Die OPEC drosselt die Ölförderung drastisch. (Foto: Reuters)Die Talfahrt beim Ölpreis hält an. Um den Preisverfall zu stoppen, will die Organisation erdölexportierender Länder (OPEC) die tägliche Förderung ab November um 1,5 Millionen Barrel senken. Das teilte der amtierende OPEC-Präsident Chatib Khelil nach einer Krisensitzung des Kartells mit. Der Ölpreis sank danach aber zunächst weiter.
Khelil sagte nach dem nur rund 90-minütigen Treffen, es gebe zurzeit "zu viel Öl auf dem Markt". Nach dem jüngsten Beschluss sinkt die Ölförderung des Kartells nunmehr auf rund 27 Millionen Barrel pro Tag. Bereits im September hatte die OPEC die Ölproduktion um 500.000 Barrel auf die offizielle Förderquote von 28,8 Millionen Barrel zurückgefahren.
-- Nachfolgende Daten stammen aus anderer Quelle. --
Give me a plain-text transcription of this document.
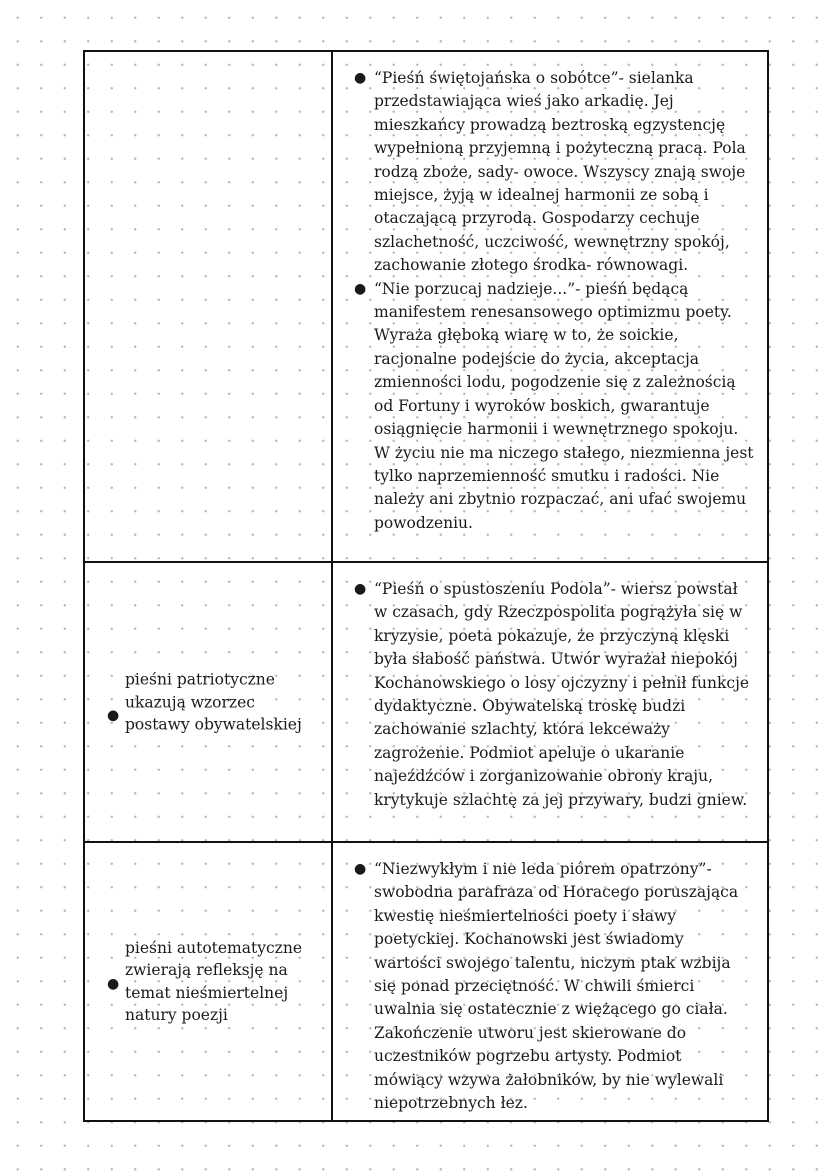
● “Pieśń świętojańska o sobótce”- sielanka przedstawiająca wieś jako arkadię. Jej mieszkańcy prowadzą beztroską egzystencję wypełnioną przyjemną i pożyteczną pracą. Pola rodzą zboże, sady- owoce. Wszyscy znają swoje miejsce, żyją w idealnej harmonii ze sobą i otaczającą przyrodą. Gospodarzy cechuje szlachetność, uczciwość, wewnętrzny spokój, zachowanie złotego środka- równowagi.
● “Nie porzucaj nadzieje...”- pieśń będącą manifestem renesansowego optimizmu poety. Wyraża głęboką wiarę w to, że soickie, racjonalne podejście do życia, akceptacja zmienności lodu, pogodzenie się z zależnością od Fortuny i wyroków boskich, gwarantuje osiągnięcie harmonii i wewnętrznego spokoju. W życiu nie ma niczego stałego, niezmienna jest tylko naprzemienność smutku i radości. Nie należy ani zbytnio rozpaczać, ani ufać swojemu powodzeniu.
●
pieśni patriotyczne ukazują wzorzec postawy obywatelskiej
● “Pieśń o spustoszeniu Podola”- wiersz powstał w czasach, gdy Rzeczpospolita pogrążyła się w kryzysie, poeta pokazuje, że przyczyną klęski była słabość państwa. Utwór wyrażał niepokój Kochanowskiego o losy ojczyzny i pełnił funkcje dydaktyczne. Obywatelską troskę budzi zachowanie szlachty, która lekceważy zagrożenie. Podmiot apeluje o ukaranie najeźdźców i zorganizowanie obrony kraju, krytykuje szlachtę za jej przywary, budzi gniew.
●
pieśni autotematyczne zwierają refleksję na temat nieśmiertelnej natury poezji
● “Niezwykłym i nie leda piórem opatrzony”- swobodna parafraza od Horacego poruszająca kwestię nieśmiertelności poety i sławy poetyckiej. Kochanowski jest świadomy wartości swojego talentu, niczym ptak wzbija się ponad przeciętność. W chwili śmierci uwalnia się ostatecznie z więżącego go ciała. Zakończenie utworu jest skierowane do uczestników pogrzebu artysty. Podmiot mówiący wzywa żałobników, by nie wylewali niepotrzebnych łez.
Tatsächlich lag die reale Förderung aller 13 OPEC-Länder zuletzt aber bei über 32 Millionen Barrel pro Tag. Die OPEC deckt damit rund 40 Prozent der weltweiten Ölproduktion ab.
Dramatische Entwicklung auf Ölmarkt
Ob das Kartell mit dem jüngsten Beschluss den Preisverfall beim Öl aufhalten kann, bleibt abzuwarten. Wie dramatisch die Entwicklung auf dem Ölmarkt ist, zeigt ein Blick in den Juli diesen Jahres. In dem Monat erreichte der Ölpreis mit 147 US-Dollar für einen Barrel (je 159 Liter) der US-Referenzsorte WTI einen historischen Höchststand. Um die Preisexplosion zu stoppen, hatte die OPEC sogar eine Erhöhung der Ölforderung erwogen. Einzelne Länder wie Saudi-Arabien hatten später auch die Förderung erhöht.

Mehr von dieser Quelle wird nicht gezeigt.